Aussetzung der Wehrpflicht so gut wie besiegelt

Karlsruhe - Die historische Aussetzung der seit mehr als 50 Jahren bestehenden Wehrpflicht ist so gut wie besiegelt. Die CDU stimmte bei ihrem Bundesparteitag für das vorläufige Ende des Pflichtdienstes für Männer.

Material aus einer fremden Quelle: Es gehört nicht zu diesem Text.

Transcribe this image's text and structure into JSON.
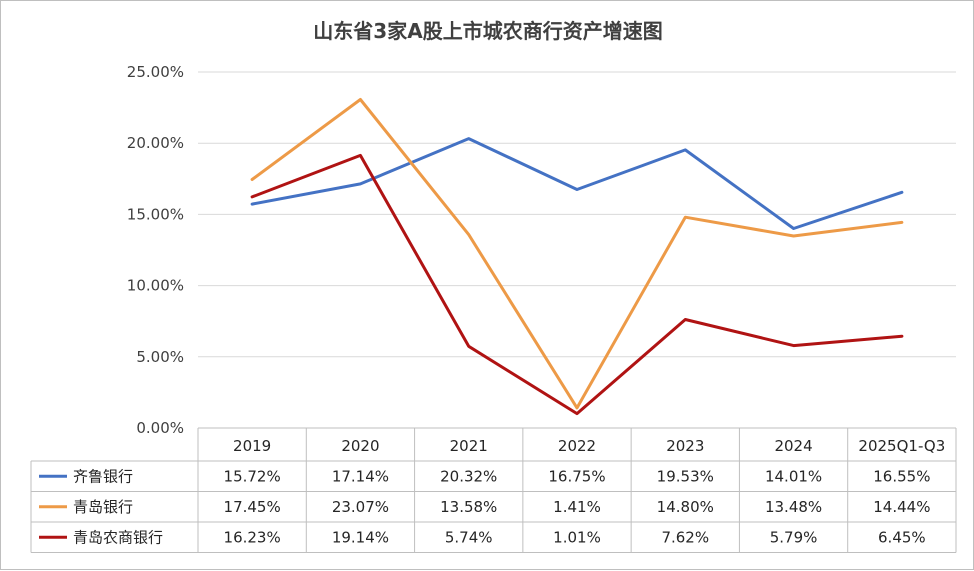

Die Delegierten folgten dem gemeinsamen Vorschlag der Spitzen von CDU und CSU mit breiter Mehrheit, aber auch “einer beträchtlichen Zahl von Gegenstimmen und Enthaltungen“, teilte die Parteitagsleitung mit. Verteidigungsminister Karl-Theodor zu Guttenberg (CSU) hatte seinen Vorstoß zum vorläufigen Ende des Pflichtdienstes für Männer zuvor dem Parteitag vorgestellt. Die Wehrpflicht soll Mitte nächsten Jahres auslaufen.

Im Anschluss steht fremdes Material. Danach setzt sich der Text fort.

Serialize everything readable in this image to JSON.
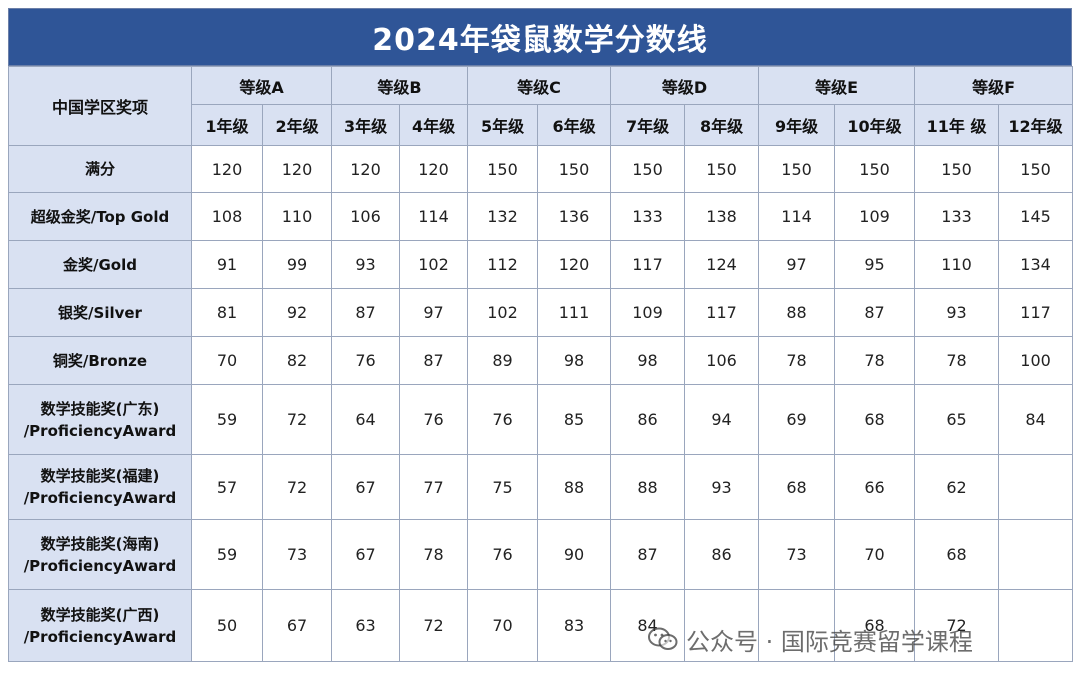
{
  "title": "2024年袋鼠数学分数线",
  "corner_label": "中国学区奖项",
  "levels": [
    {
      "label": "等级A",
      "grades": [
        "1年级",
        "2年级"
      ]
    },
    {
      "label": "等级B",
      "grades": [
        "3年级",
        "4年级"
      ]
    },
    {
      "label": "等级C",
      "grades": [
        "5年级",
        "6年级"
      ]
    },
    {
      "label": "等级D",
      "grades": [
        "7年级",
        "8年级"
      ]
    },
    {
      "label": "等级E",
      "grades": [
        "9年级",
        "10年级"
      ]
    },
    {
      "label": "等级F",
      "grades": [
        "11年 级",
        "12年级"
      ]
    }
  ],
  "rows": [
    {
      "label": [
        "满分"
      ],
      "values": [
        "120",
        "120",
        "120",
        "120",
        "150",
        "150",
        "150",
        "150",
        "150",
        "150",
        "150",
        "150"
      ]
    },
    {
      "label": [
        "超级金奖/Top Gold"
      ],
      "values": [
        "108",
        "110",
        "106",
        "114",
        "132",
        "136",
        "133",
        "138",
        "114",
        "109",
        "133",
        "145"
      ]
    },
    {
      "label": [
        "金奖/Gold"
      ],
      "values": [
        "91",
        "99",
        "93",
        "102",
        "112",
        "120",
        "117",
        "124",
        "97",
        "95",
        "110",
        "134"
      ]
    },
    {
      "label": [
        "银奖/Silver"
      ],
      "values": [
        "81",
        "92",
        "87",
        "97",
        "102",
        "111",
        "109",
        "117",
        "88",
        "87",
        "93",
        "117"
      ]
    },
    {
      "label": [
        "铜奖/Bronze"
      ],
      "values": [
        "70",
        "82",
        "76",
        "87",
        "89",
        "98",
        "98",
        "106",
        "78",
        "78",
        "78",
        "100"
      ]
    },
    {
      "label": [
        "数学技能奖(广东)",
        "/ProficiencyAward"
      ],
      "values": [
        "59",
        "72",
        "64",
        "76",
        "76",
        "85",
        "86",
        "94",
        "69",
        "68",
        "65",
        "84"
      ]
    },
    {
      "label": [
        "数学技能奖(福建)",
        "/ProficiencyAward"
      ],
      "values": [
        "57",
        "72",
        "67",
        "77",
        "75",
        "88",
        "88",
        "93",
        "68",
        "66",
        "62",
        ""
      ]
    },
    {
      "label": [
        "数学技能奖(海南)",
        "/ProficiencyAward"
      ],
      "values": [
        "59",
        "73",
        "67",
        "78",
        "76",
        "90",
        "87",
        "86",
        "73",
        "70",
        "68",
        ""
      ]
    },
    {
      "label": [
        "数学技能奖(广西)",
        "/ProficiencyAward"
      ],
      "values": [
        "50",
        "67",
        "63",
        "72",
        "70",
        "83",
        "84",
        "",
        "",
        "68",
        "72",
        ""
      ]
    }
  ],
  "watermark": {
    "text": "公众号 · 国际竞赛留学课程",
    "color": "#3c3c3c"
  },
  "colors": {
    "title_bg": "#2f5597",
    "header_bg": "#d9e1f2",
    "border": "#9aa6bd"
  }
}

Aus dem Grundgesetz wird sie aber nicht gestrichen, um sie im Notfall mit einem einfachen Gesetz wieder einführen zu können. Nun wird mit einer breiten Mehrheit auch im Bundestag gerechnet. Der Koalitionspartner FDP, die Grünen und Teile der SPD halten die Wehrpflicht seit langem für überholt.

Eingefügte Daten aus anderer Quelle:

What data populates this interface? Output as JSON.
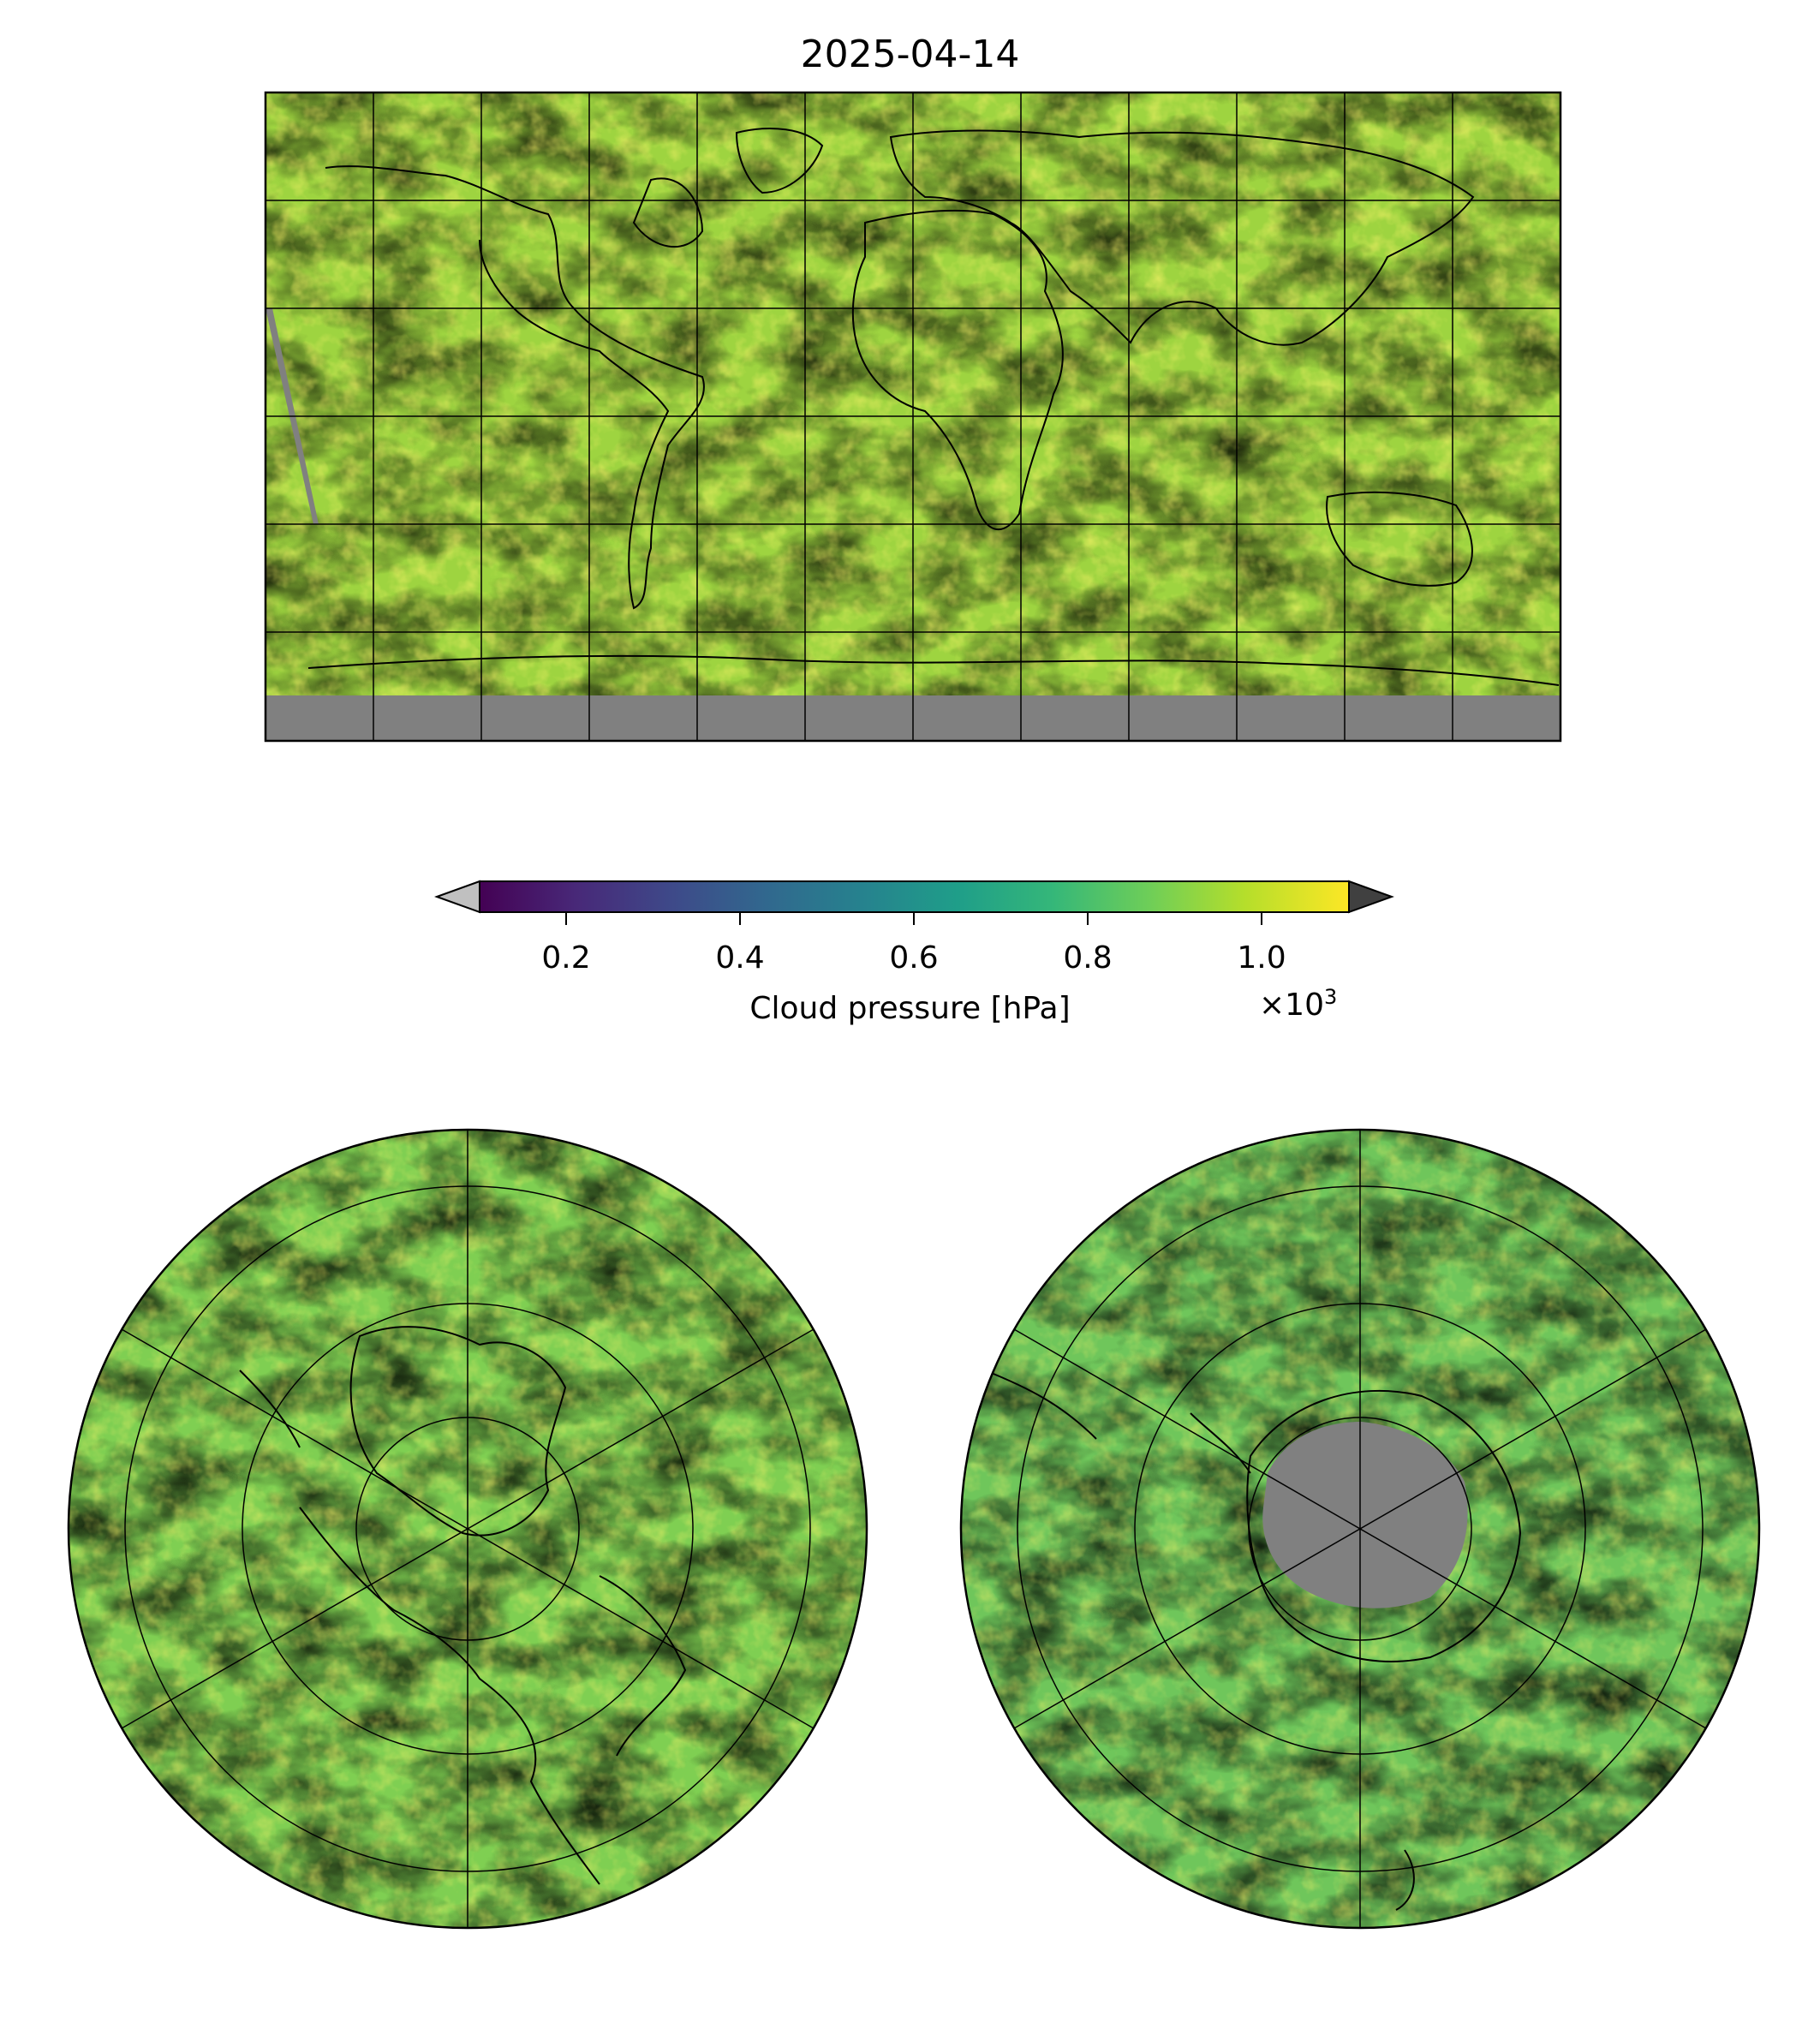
{
  "figure": {
    "title": "2025-04-14"
  },
  "colorbar": {
    "label": "Cloud pressure [hPa]",
    "multiplier_base": "×10",
    "multiplier_exp": "3",
    "ticks": [
      "0.2",
      "0.4",
      "0.6",
      "0.8",
      "1.0"
    ],
    "tick_values": [
      0.2,
      0.4,
      0.6,
      0.8,
      1.0
    ],
    "range": [
      0.1,
      1.1
    ],
    "extend": "both",
    "under_color": "#c0c0c0",
    "over_color": "#404040",
    "colormap": "viridis",
    "colormap_stops": [
      "#440154",
      "#482878",
      "#3e4989",
      "#31688e",
      "#26828e",
      "#1f9e89",
      "#35b779",
      "#6ece58",
      "#b5de2b",
      "#fde725"
    ]
  },
  "panels": {
    "global": {
      "projection": "plate-carree",
      "gridlines": "30 degree",
      "missing_color": "#808080"
    },
    "north_polar": {
      "projection": "north-polar-stereographic",
      "gridlines": "lat rings and meridians"
    },
    "south_polar": {
      "projection": "south-polar-stereographic",
      "gridlines": "lat rings and meridians",
      "missing_color": "#808080"
    }
  }
}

Begründung: Mit dem Wandel der Bundeswehr zu einer Armee im Einsatz sei die zwangsweise Rekrutierung von jungen Männern sicherheitspolitisch nicht mehr angemessen. Außerdem sei durch die Einberufung nur noch eines kleinen Teils der Männer eines Jahrgangs keine Wehrgerechtigkeit mehr gegeben. Auch der Zivildienst wird damit ausgesetzt. Zuletzt waren 90 555 Kriegsdienstverweigerer überwiegend im sozialen Bereich tätig.